LUGARES ESCONDIDOS

Igatu e Utinga: duas cidades por onde o Paraguaçu passa que parecem estar protegidas

 
IGATU 
Caminho de Pedras

Marcella Paixão

Siga o caminho de pedras e encontrará Igatu. A estrada de sete quilômetros construída à base de rochas e cascalho, montada como uma obra de arte no chão, dá as boas vindas aos visitantes. Em meio à paisagem exuberante da Chapada Diamantina, surge entre os montes a pequena vila, distrito do município de Andaraí. Tal como um museu a céu aberto, Igatu acomoda um patrimônio da Arquitetura Garimpeira pouco explorado pelos estudiosos e possui uma história não muito conhecida.

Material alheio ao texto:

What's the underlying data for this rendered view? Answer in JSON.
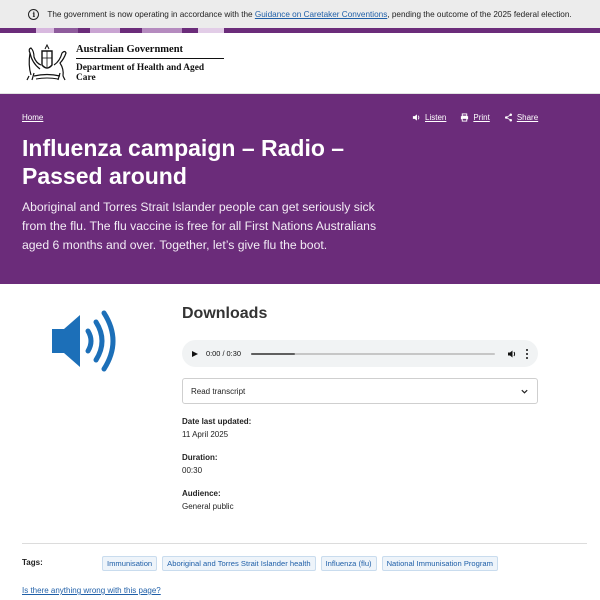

Uma das protagonistas da atividade garimpeira durante o final dos séculos XIX e XX, Igatu guarda tesouros tão grandes quanto o próprio Paraguaçu. A vila, que já abrigou cerca de nove mil habitantes nos tempos áureos, hoje possui aproximadamente 400 moradores após o ciclo diamantino. Na época, a notícia de que havia pedras preciosas na região se espalhou rapidamente e atraiu pessoas de várias partes do Brasil, até do mundo. Sem nenhum tipo de regulamentação, casas e tocas foram erguidas a partir do cascalho para hospedar novos moradores e garimpeiros.

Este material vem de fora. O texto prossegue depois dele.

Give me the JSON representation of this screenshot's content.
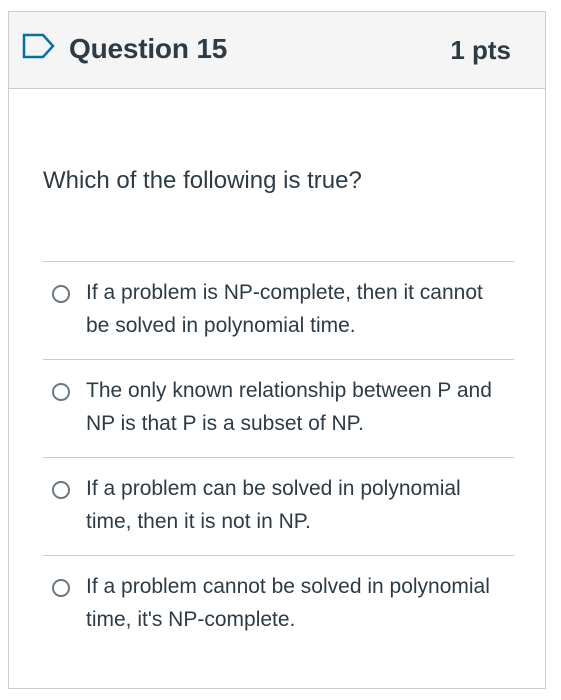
{
  "question": {
    "title": "Question 15",
    "points": "1 pts",
    "prompt": "Which of the following is true?",
    "answers": [
      {
        "label": "If a problem is NP-complete, then it cannot be solved in polynomial time."
      },
      {
        "label": "The only known relationship between P and NP is that P is a subset of NP."
      },
      {
        "label": "If a problem can be solved in polynomial time, then it is not in NP."
      },
      {
        "label": "If a problem cannot be solved in polynomial time, it's NP-complete."
      }
    ]
  },
  "colors": {
    "text": "#2d3b45",
    "header_bg": "#f5f5f5",
    "border": "#c7cdd1",
    "flag_accent": "#0770a3"
  },
  "icons": {
    "flag": "bookmark-flag-icon",
    "radio": "radio-unselected"
  }
}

Tal característica tão marcante e particular à vila remete à memória a cidade inca Machu Picchu, tanto que Igatu é conhecida como a “Machu Picchu brasileira”. Porém, segundo Marcos Zacariades, artista plástico e fundador da Galeria Arte & Memória de Igatu, apelidar um lugar tão original é algo um tanto quanto reducionista. “Igatu lembra um pouco a cidade pré-colombiana por causa das casas de pedra e pelas ruínas, são muito parecidas de certa forma. Mas, tirando essa forma de ser, não tem muito a ver”, afirmou.

Antônio Gonçalves observa o rio Paraguaçu

Casas de pedra estão em ruínas na Vila de Igatu. (FOTO: Beatriz Oliveira)

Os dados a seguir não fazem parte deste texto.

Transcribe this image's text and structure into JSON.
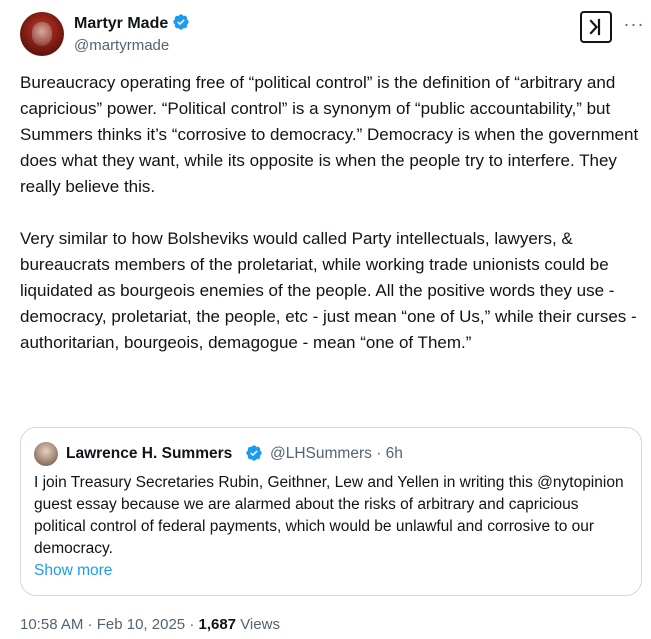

O Rio Paraguaçu teve muitos garimpos em toda a sua extensão e a vila de hoje é resultado desse extrativismo. Séculos atrás, antes da abolição da escravatura, os donos de engenho de cana-de-açúcar possuíam a outorga, concessão que lhes dava o direito ao uso e a interferir nos recursos hídricos. Eles mobilizaram então mão de obra escrava para fazer o trabalho de infraestrutura e para ajudar no garimpo. A maioria dos garimpeiros, entretanto, era de pessoas livres. Eles viviam em tocas construídas nas bases das grandes rochas que possuíam uma deformação vantajosa para a estadia, gerada pela corrosão da água. “O garimpeiro ia minerar toda aquela região para construir a fachada com janela e porta”. Zacariades conta como era a vida daquelas pessoas na época.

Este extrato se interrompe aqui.